Nella squadra del no:
Francesco Amirante (magistrato ed ex Presidente della Corte costituzionale),
Antonio Baldassare (costituzionalista ed ex Presidente della Corte costituzionale),
Franco Bile (ex Presidente della Corte costituzionale), Francesco Paolo Casavola
(ex Presidente della Corte costituzionale), Riccardo Chieppa (ex Presidente della
Corte costituzionale), Ugo De Siervo (professore ordinario di diritto costituzionale
ed ex Presidente della Corte costituzionale), Gianmaria Flick (già Ministro della
Giustizia ed ex Presidente della Corte costituzionale), Ettore Gallo (ex Presidente
della Corte costituzionale), Valerio Onida (già professore ordinario di diritto
costituzionale ed ex Presidente della Corte costituzionale), Alfonso Quaranta (ex
Presidente della Corte costituzionale), Gustavo Zagrebelsky (professore ordinario di
diritto costituzionale ed ex Presidente della Corte costituzionale)
Ah uno a cui piace la riforma c’è: Giuliano Amato, quello che nella notte tra il 9 e
il 10 luglio del 1992 prelevò il sei per mille da tutti i depositi bancari !

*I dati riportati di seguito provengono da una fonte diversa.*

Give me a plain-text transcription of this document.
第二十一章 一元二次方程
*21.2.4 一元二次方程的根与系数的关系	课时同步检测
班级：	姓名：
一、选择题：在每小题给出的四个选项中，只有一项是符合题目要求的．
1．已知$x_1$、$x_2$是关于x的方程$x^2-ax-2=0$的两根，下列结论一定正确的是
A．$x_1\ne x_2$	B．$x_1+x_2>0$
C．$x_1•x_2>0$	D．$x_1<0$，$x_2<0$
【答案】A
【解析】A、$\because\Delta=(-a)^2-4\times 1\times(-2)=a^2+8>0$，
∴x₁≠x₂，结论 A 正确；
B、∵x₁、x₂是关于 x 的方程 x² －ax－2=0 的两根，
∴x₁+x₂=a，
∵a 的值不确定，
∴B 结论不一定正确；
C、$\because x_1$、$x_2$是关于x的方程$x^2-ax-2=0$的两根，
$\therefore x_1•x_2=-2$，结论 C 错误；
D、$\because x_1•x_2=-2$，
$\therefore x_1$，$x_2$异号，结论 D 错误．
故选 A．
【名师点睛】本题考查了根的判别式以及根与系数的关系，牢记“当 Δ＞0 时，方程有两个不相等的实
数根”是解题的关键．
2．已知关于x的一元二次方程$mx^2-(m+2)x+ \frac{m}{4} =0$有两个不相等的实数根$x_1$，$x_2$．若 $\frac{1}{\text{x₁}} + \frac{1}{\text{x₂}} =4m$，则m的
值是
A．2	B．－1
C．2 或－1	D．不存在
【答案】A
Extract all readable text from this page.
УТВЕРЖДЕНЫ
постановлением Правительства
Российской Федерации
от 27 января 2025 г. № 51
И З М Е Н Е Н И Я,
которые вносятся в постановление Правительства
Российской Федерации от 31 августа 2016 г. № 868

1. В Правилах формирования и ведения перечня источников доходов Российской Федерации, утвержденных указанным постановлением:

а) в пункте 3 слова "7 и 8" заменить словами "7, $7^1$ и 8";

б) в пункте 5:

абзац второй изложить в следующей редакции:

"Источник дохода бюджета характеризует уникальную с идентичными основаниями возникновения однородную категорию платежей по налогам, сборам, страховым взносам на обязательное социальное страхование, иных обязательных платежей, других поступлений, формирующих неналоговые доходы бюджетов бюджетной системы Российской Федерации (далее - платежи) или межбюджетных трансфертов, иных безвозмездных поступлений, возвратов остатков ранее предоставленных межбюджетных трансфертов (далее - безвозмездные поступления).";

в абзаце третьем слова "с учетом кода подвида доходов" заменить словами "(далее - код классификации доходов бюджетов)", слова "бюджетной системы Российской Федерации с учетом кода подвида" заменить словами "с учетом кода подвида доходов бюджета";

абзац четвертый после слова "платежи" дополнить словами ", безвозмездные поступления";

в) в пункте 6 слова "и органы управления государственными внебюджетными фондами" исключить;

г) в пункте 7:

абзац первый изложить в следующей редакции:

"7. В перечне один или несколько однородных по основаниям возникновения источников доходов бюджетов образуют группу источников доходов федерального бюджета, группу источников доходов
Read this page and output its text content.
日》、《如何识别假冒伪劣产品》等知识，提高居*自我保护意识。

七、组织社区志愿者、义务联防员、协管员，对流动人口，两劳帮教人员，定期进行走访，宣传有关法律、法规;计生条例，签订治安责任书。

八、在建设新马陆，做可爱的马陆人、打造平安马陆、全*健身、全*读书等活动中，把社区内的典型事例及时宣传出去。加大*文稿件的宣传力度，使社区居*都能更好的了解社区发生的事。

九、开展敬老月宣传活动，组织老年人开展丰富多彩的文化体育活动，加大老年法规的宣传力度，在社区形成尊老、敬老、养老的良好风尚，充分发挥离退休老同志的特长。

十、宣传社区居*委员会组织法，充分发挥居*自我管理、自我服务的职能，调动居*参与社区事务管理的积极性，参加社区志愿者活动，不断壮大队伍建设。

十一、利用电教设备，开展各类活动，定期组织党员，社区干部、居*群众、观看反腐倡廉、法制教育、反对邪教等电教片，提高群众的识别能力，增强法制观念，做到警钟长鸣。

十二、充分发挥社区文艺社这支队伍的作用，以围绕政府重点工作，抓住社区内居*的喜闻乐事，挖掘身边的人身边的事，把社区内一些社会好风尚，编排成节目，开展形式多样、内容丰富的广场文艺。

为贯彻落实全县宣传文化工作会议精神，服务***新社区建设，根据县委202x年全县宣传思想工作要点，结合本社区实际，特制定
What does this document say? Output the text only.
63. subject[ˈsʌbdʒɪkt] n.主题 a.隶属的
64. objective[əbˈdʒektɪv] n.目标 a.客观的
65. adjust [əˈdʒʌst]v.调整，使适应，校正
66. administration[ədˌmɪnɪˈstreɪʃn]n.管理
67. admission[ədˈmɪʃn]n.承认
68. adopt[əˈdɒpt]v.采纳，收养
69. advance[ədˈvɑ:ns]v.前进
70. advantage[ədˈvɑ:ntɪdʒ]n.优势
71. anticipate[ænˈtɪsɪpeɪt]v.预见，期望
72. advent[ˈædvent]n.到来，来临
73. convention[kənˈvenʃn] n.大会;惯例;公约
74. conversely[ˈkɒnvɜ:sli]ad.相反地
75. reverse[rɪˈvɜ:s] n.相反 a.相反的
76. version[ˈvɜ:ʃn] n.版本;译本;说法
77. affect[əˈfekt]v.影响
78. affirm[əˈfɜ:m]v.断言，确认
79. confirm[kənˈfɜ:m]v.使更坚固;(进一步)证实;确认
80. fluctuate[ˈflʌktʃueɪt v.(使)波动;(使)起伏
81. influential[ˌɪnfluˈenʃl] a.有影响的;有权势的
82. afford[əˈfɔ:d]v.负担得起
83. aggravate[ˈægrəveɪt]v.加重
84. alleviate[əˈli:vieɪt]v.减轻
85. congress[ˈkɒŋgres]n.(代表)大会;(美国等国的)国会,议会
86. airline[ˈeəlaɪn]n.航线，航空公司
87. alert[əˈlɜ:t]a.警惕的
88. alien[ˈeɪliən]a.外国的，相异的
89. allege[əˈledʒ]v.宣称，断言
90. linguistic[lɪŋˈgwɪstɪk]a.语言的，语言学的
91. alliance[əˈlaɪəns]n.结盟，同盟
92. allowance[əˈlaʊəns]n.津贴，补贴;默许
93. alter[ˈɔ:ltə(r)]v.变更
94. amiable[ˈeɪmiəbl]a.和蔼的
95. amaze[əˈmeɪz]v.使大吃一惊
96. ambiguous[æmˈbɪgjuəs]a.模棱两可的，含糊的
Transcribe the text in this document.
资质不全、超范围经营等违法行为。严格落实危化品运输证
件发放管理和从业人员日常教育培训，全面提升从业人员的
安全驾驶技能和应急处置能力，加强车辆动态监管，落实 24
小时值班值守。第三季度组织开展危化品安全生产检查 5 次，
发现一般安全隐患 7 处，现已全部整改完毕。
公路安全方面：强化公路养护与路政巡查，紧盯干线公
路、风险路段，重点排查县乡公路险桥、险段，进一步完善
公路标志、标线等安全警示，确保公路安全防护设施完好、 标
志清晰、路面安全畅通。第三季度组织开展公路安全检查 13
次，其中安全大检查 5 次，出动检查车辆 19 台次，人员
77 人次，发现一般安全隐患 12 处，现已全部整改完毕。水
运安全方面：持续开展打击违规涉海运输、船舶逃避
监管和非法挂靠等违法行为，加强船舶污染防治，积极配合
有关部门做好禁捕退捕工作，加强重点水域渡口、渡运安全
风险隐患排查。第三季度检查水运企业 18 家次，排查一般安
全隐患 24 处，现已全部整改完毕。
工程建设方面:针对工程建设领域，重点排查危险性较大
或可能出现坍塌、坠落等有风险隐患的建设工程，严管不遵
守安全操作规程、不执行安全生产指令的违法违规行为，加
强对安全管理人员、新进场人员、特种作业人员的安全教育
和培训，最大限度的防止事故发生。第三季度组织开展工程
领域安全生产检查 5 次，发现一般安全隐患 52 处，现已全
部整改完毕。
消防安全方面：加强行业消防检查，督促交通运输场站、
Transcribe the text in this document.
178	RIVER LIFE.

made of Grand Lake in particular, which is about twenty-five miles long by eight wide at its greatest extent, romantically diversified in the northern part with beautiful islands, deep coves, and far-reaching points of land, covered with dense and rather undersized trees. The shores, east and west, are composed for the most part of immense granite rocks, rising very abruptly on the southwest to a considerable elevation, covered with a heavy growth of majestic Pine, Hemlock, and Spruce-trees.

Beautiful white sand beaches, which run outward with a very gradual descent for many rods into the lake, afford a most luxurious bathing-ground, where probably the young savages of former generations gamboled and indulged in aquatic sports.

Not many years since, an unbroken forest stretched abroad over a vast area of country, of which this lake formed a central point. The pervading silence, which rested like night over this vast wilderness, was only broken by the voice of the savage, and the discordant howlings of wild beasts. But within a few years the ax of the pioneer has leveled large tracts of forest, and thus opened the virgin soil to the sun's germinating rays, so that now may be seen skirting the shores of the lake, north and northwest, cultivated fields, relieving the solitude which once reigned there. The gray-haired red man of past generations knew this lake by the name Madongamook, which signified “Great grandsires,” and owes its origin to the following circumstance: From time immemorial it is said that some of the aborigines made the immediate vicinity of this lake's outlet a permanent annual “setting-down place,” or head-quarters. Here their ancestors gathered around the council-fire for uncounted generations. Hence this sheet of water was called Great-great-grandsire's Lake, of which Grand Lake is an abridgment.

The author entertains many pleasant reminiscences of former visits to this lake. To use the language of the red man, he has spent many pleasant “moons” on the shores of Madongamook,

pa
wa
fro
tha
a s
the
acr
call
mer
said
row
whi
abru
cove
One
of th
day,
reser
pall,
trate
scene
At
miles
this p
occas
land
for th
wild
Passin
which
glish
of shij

Afferma Matteo Salvini nel suo ultimo libro:
La controriforma Renzi, che smantella tutte le autonomie, rischia di farci
precipitare non tanto nella terza, quanto piuttosto nell’ultima Repubblica. Quella
in cui rimarranno in piedi solo delle istituzioni relitto, parole svuotate di ogni
possibilità di intervento autonomo, mentre tutto il potere si coagulerà nella filiera
delle prefetture, la stessa che oggi disciplina la gestione dei profughi senza alcuna
trasparenza, a colpi di affidamenti diretti, con infiltrazioni mafiose di cui
probabilmente le inchieste giudiziarie non ci hanno raccontato che la punta
dell’iceberg.
Fortunatamente i padri costituenti, che venivano da vent’anni di dittatura e
conoscevano molto meglio di noi i pericoli delle riforme legali a colpi di
maggioranza, hanno previsto il passaggio referendario per le modifiche della
Carta costituzionale.
Quello sarà il giorno dei giorni per la nostra democrazia, perché saremo chiamati
a decidere non tra destra e sinistra, ma tra democrazia e servitù, tra autonomia e
assistenzialismo, tra territori e palazzi, tra produttori e parassiti.